Jamile conseguiu vaga no Caism, onde a situação pode ser controlada pelo máximo de tempo possível, sem prejudicar a mãe e o bebê. Ela chegou a ir para casa, mas dias depois as contrações começaram e o parto foi feito. Lorenzo nasceu muito bem para a pouca idade.
"Eu não o vi, ele nasceu dormindo. (...) Ouvi as enfermeiras falando dele e elas disseram que era um nenê bravo, fica chutando, nasceu com apgar 9 e 10 [nota para a condição física do bebê]. Não tem nem tamanho pra nascer com essa nota", lembra emocionada.
Lorenzo foi para a UTI neonatal e colocado no oxigênio, mas nem precisava. Ele mesmo tirou o aparelho e o monitoramento mostrou que ele respirava bem.
"Foi essencial, fundamental o tempo. Acho que eu teria morrido se tivesse ficado no outro hospital. Tudo aconteceu na hora que tinha que acontecer. A gente passa a acreditar em milagre, a dar valor a cada minuto. Cada ml que aumentava no leite era sinal de evolução", relata.
O bebê já tinha força para mamar no peito quando completou 1,235 kg e teve alta com 1,740 kg, após 46 dias de internação. Atualmente ele está com 9 meses e com saúde de sobra. "Com 7 meses já nasceram os dentinhos e ele já ficava em pé", lembra a mãe.
Má formação e perda
Uma má formação no coração acelerou o parto da Sofia, filha que a nutricionista de Valinhos (SP) Maria Júlia Miele teve há 14 anos. Com 36 semanas e cinco dias de gestação, e a decisão de que a menina precisava nascer na tentativa de preservar a vida, Sofia nasceu.

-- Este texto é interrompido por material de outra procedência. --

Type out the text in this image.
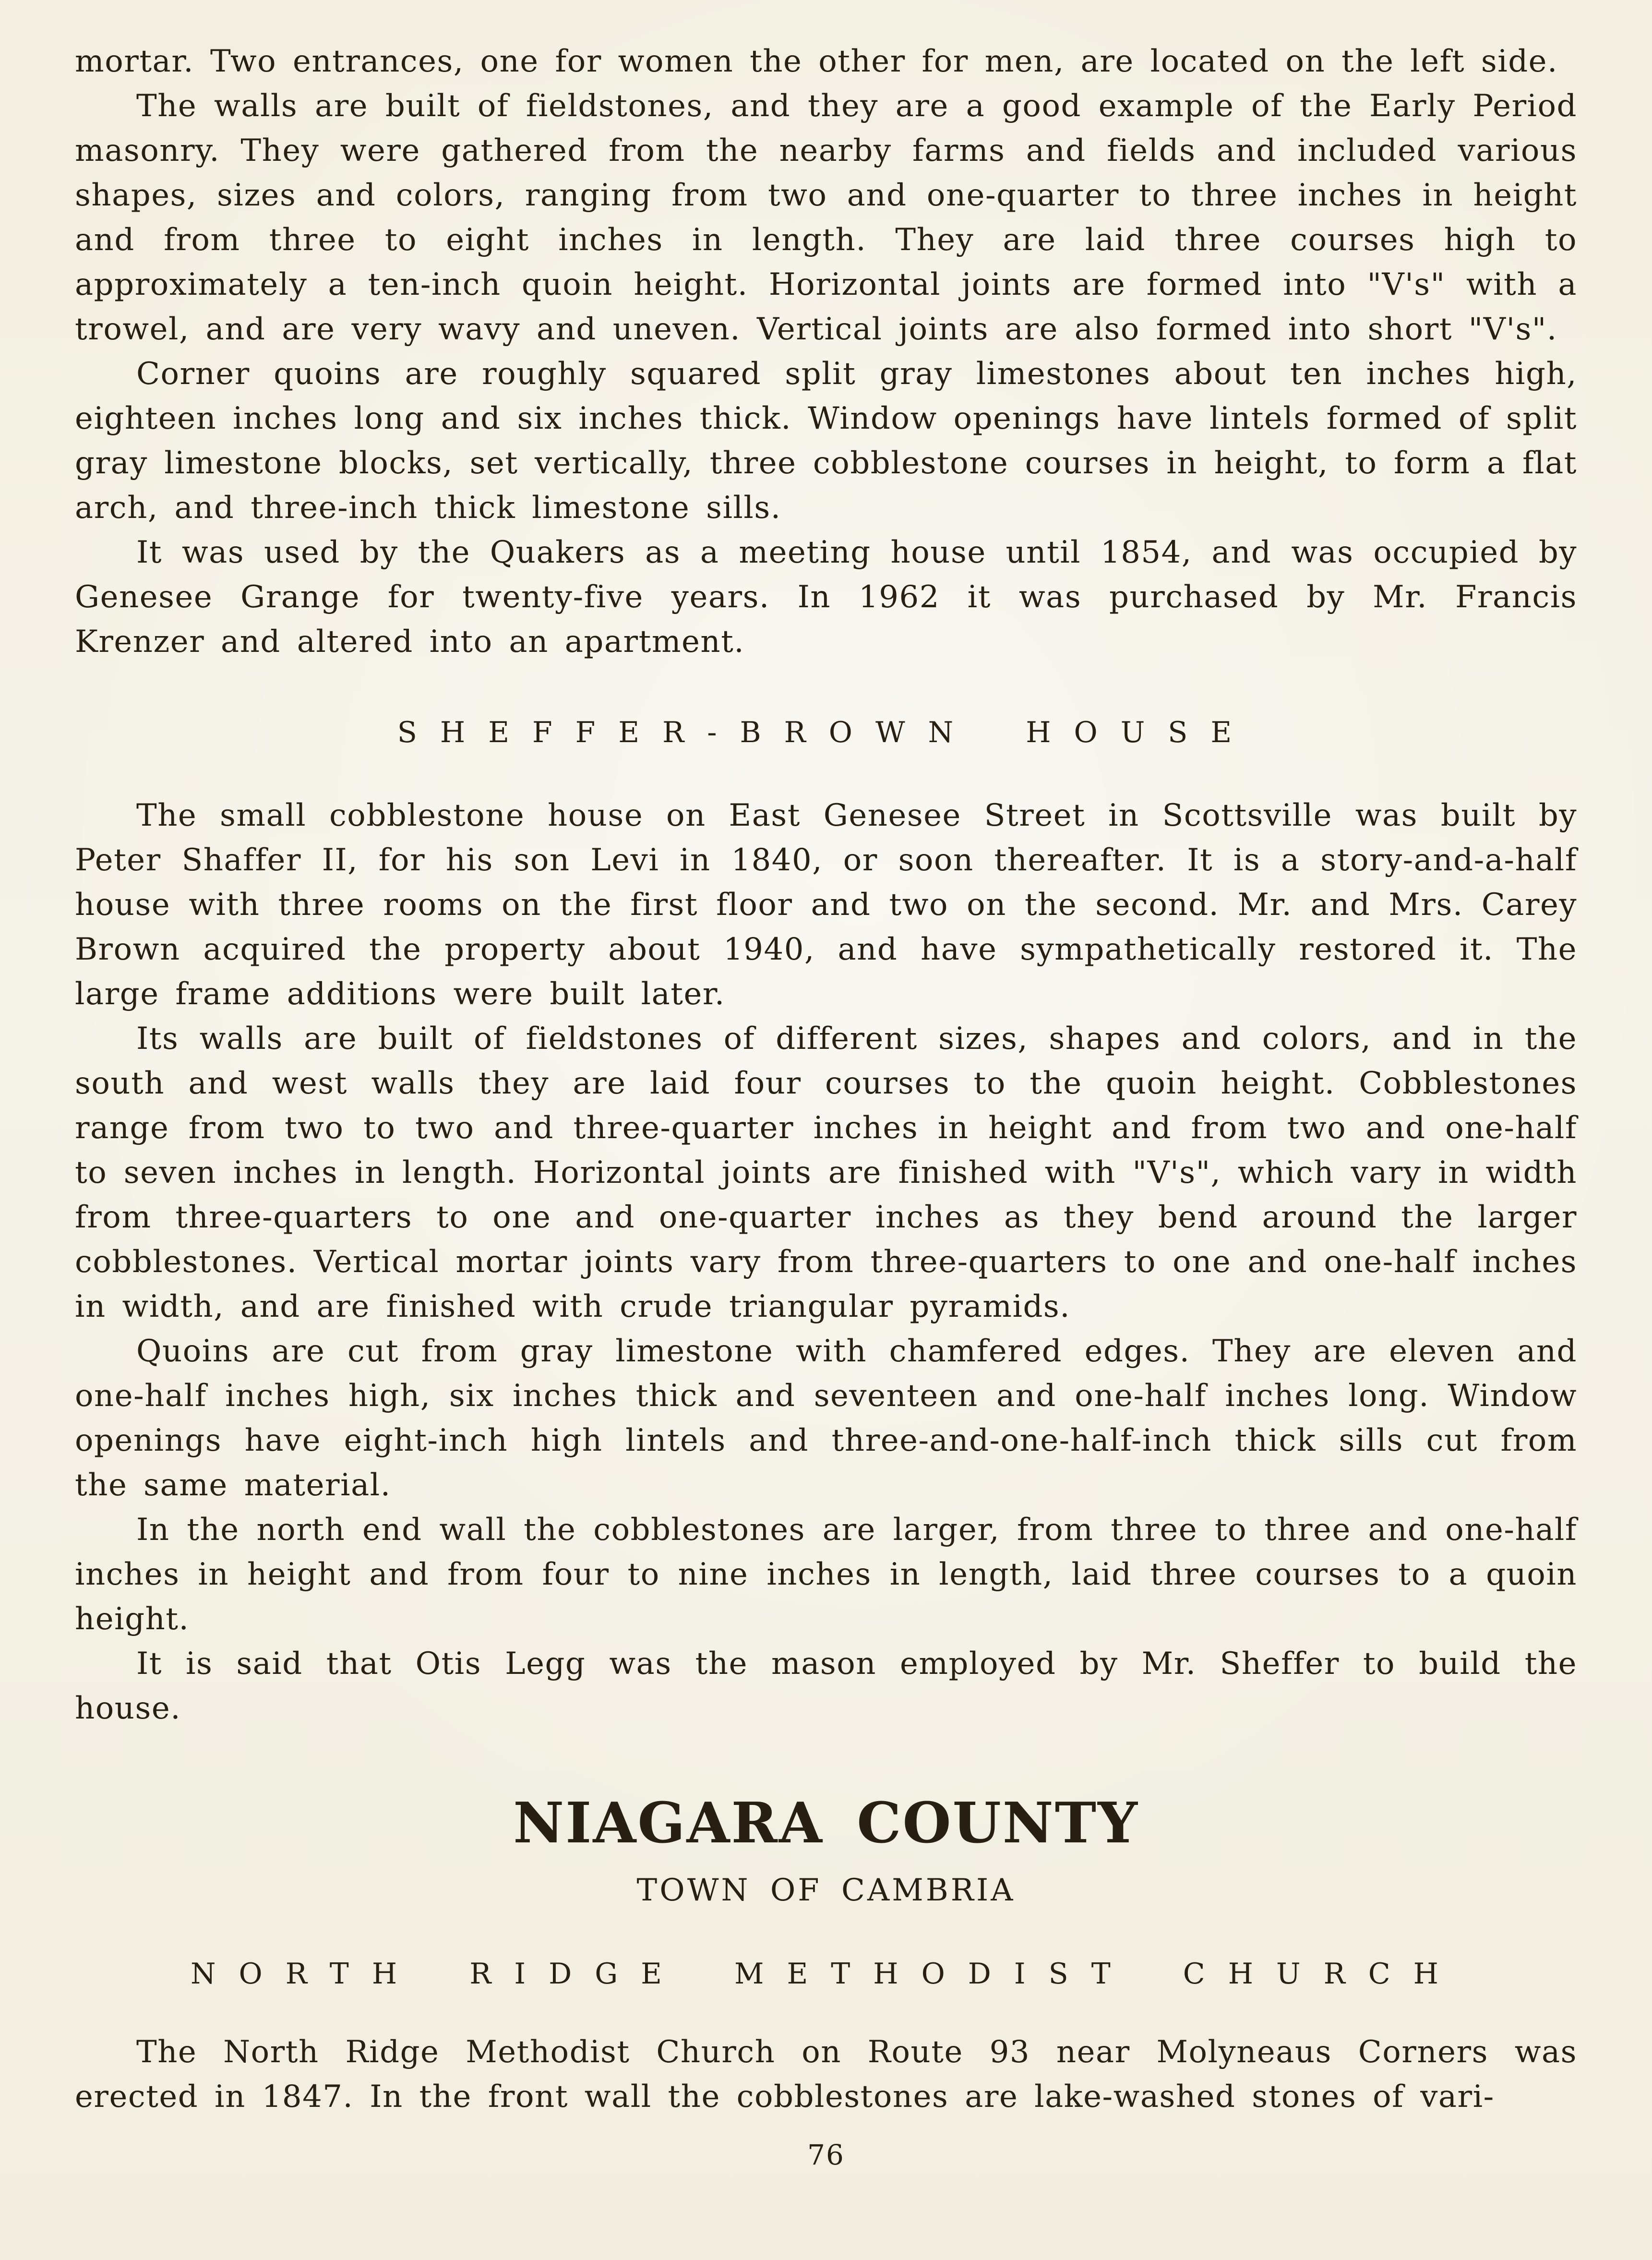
mortar. Two entrances, one for women the other for men, are located on the left side.

The walls are built of fieldstones, and they are a good example of the Early Period masonry. They were gathered from the nearby farms and fields and included various shapes, sizes and colors, ranging from two and one-quarter to three inches in height and from three to eight inches in length. They are laid three courses high to approximately a ten-inch quoin height. Horizontal joints are formed into "V's" with a trowel, and are very wavy and uneven. Vertical joints are also formed into short "V's".

Corner quoins are roughly squared split gray limestones about ten inches high, eighteen inches long and six inches thick. Window openings have lintels formed of split gray limestone blocks, set vertically, three cobblestone courses in height, to form a flat arch, and three-inch thick limestone sills.

It was used by the Quakers as a meeting house until 1854, and was occupied by Genesee Grange for twenty-five years. In 1962 it was purchased by Mr. Francis Krenzer and altered into an apartment.

SHEFFER-BROWN HOUSE

The small cobblestone house on East Genesee Street in Scottsville was built by Peter Shaffer II, for his son Levi in 1840, or soon thereafter. It is a story-and-a-half house with three rooms on the first floor and two on the second. Mr. and Mrs. Carey Brown acquired the property about 1940, and have sympathetically restored it. The large frame additions were built later.

Its walls are built of fieldstones of different sizes, shapes and colors, and in the south and west walls they are laid four courses to the quoin height. Cobblestones range from two to two and three-quarter inches in height and from two and one-half to seven inches in length. Horizontal joints are finished with "V's", which vary in width from three-quarters to one and one-quarter inches as they bend around the larger cobblestones. Vertical mortar joints vary from three-quarters to one and one-half inches in width, and are finished with crude triangular pyramids.

Quoins are cut from gray limestone with chamfered edges. They are eleven and one-half inches high, six inches thick and seventeen and one-half inches long. Window openings have eight-inch high lintels and three-and-one-half-inch thick sills cut from the same material.

In the north end wall the cobblestones are larger, from three to three and one-half inches in height and from four to nine inches in length, laid three courses to a quoin height.

It is said that Otis Legg was the mason employed by Mr. Sheffer to build the house.

NIAGARA COUNTY
TOWN OF CAMBRIA
NORTH RIDGE METHODIST CHURCH

The North Ridge Methodist Church on Route 93 near Molyneaus Corners was erected in 1847. In the front wall the cobblestones are lake-washed stones of vari-

76
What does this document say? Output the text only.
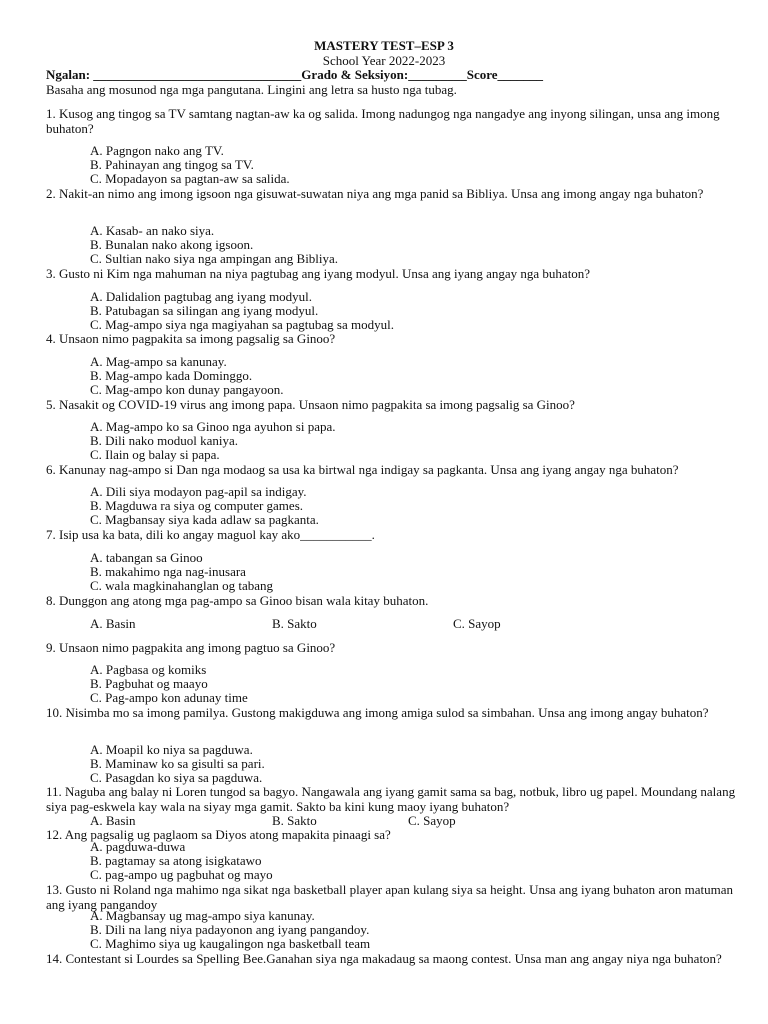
MASTERY TEST–ESP 3
School Year 2022-2023
Ngalan: ________________________________Grado & Seksiyon:_________Score_______
Basaha ang mosunod nga mga pangutana. Lingini ang letra sa husto nga tubag.
1. Kusog ang tingog sa TV samtang nagtan-aw ka og salida. Imong nadungog nga nangadye ang inyong silingan, unsa ang imong buhaton?
A. Pagngon nako ang TV.
B. Pahinayan ang tingog sa TV.
C. Mopadayon sa pagtan-aw sa salida.
2. Nakit-an nimo ang imong igsoon nga gisuwat-suwatan niya ang mga panid sa Bibliya. Unsa ang imong angay nga buhaton?
A. Kasab- an nako siya.
B. Bunalan nako akong igsoon.
C. Sultian nako siya nga ampingan ang Bibliya.
3. Gusto ni Kim nga mahuman na niya pagtubag ang iyang modyul. Unsa ang iyang angay nga buhaton?
A. Dalidalion pagtubag ang iyang modyul.
B. Patubagan sa silingan ang iyang modyul.
C. Mag-ampo siya nga magiyahan sa pagtubag sa modyul.
4. Unsaon nimo pagpakita sa imong pagsalig sa Ginoo?
A. Mag-ampo sa kanunay.
B. Mag-ampo kada Dominggo.
C. Mag-ampo kon dunay pangayoon.
5. Nasakit og COVID-19 virus ang imong papa. Unsaon nimo pagpakita sa imong pagsalig sa Ginoo?
A. Mag-ampo ko sa Ginoo nga ayuhon si papa.
B. Dili nako moduol kaniya.
C. Ilain og balay si papa.
6. Kanunay nag-ampo si Dan nga modaog sa usa ka birtwal nga indigay sa pagkanta. Unsa ang iyang angay nga buhaton?
A. Dili siya modayon pag-apil sa indigay.
B. Magduwa ra siya og computer games.
C. Magbansay siya kada adlaw sa pagkanta.
7. Isip usa ka bata, dili ko angay maguol kay ako___________.
A. tabangan sa Ginoo
B. makahimo nga nag-inusara
C. wala magkinahanglan og tabang
8. Dunggon ang atong mga pag-ampo sa Ginoo bisan wala kitay buhaton.
A. Basin	B. Sakto	C. Sayop
9. Unsaon nimo pagpakita ang imong pagtuo sa Ginoo?
A. Pagbasa og komiks
B. Pagbuhat og maayo
C. Pag-ampo kon adunay time
10. Nisimba mo sa imong pamilya. Gustong makigduwa ang imong amiga sulod sa simbahan. Unsa ang imong angay buhaton?
A. Moapil ko niya sa pagduwa.
B. Maminaw ko sa gisulti sa pari.
C. Pasagdan ko siya sa pagduwa.
11. Naguba ang balay ni Loren tungod sa bagyo. Nangawala ang iyang gamit sama sa bag, notbuk, libro ug papel. Moundang nalang siya pag-eskwela kay wala na siyay mga gamit. Sakto ba kini kung maoy iyang buhaton?
A. Basin	B. Sakto	C. Sayop
12. Ang pagsalig ug paglaom sa Diyos atong mapakita pinaagi sa?
A. pagduwa-duwa
B. pagtamay sa atong isigkatawo
C. pag-ampo ug pagbuhat og mayo
13. Gusto ni Roland nga mahimo nga sikat nga basketball player apan kulang siya sa height. Unsa ang iyang buhaton aron matuman ang iyang pangandoy
A. Magbansay ug mag-ampo siya kanunay.
B. Dili na lang niya padayonon ang iyang pangandoy.
C. Maghimo siya ug kaugalingon nga basketball team
14. Contestant si Lourdes sa Spelling Bee.Ganahan siya nga makadaug sa maong contest. Unsa man ang angay niya nga buhaton?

"Fui para o hospital com contrações e a equipe que examinou achou que o bebê estava demonstrando alteração cardíaca. Acharam que era melhor nascer pra 'resolver'. A gente fica pensando às vezes quando tá grávida 'tudo bem nascer com 37 ou 38', mas o normal é depois das 39 semanas. Faz muita diferença. Um dia dentro do ventre faz uma diferença de cinco dias fora do útero. O que ele pode ganhar de peso, imunidade, formação pulmonar e cardíaca é muito diferente dentro e fora do útero", lembra.
Sofia chegou a passar por uma cirurgia cardíaca com 10 dias de vida, e depois por outra aos 5 meses de idade. Segundo a mãe, se na primeira ela estivesse mais forte, a segunda operação poderia esperar para fazer com 2 anos de idade. A bebê precisou ficar internada na Unidade de Tratamento Intensivo e, em 16 meses, ela só pode ficar em casa por três meses.
"A imunidade dela era menor, teve uma série de infecções, não tinha o sistema imune pra superar, o pulmão não estava tão maduro para receber ventilação por uma máquina. Foram várias consequências de respiração", conta Maria Júlia.
Sofia não resistiu a tantos procedimentos e faleceu com 1 ano e 4 meses. Ainda quando a filha estava viva, Maria Julia se engajou em estudos e pesquisas que pudessem esclarecer dúvidas e ajudar a lidar com o momento de perder um filho desta forma. O sofrimento não é só da mãe e do bebê, mas de toda uma família.
"O casal continua? A mulher consegue voltar ao mercado de trabalho? A criança conseguirá ser educada [se sobreviver]? E os filhos terão traumas? É uma cascata violenta em volta e tudo por causa de um bebê prematuro demais", alerta.
Um diário que Maria Júlia escrevia durante o tratamento da filha onde ela contava os detalhes dessa experiência se transformou no livro "Mãe de UTI - Amor Incondicional", e ela perseguiu o caminho de orientar mais mães sobre a necessidade de um bom pré-natal através da criação da ONG "Instituto Abrace".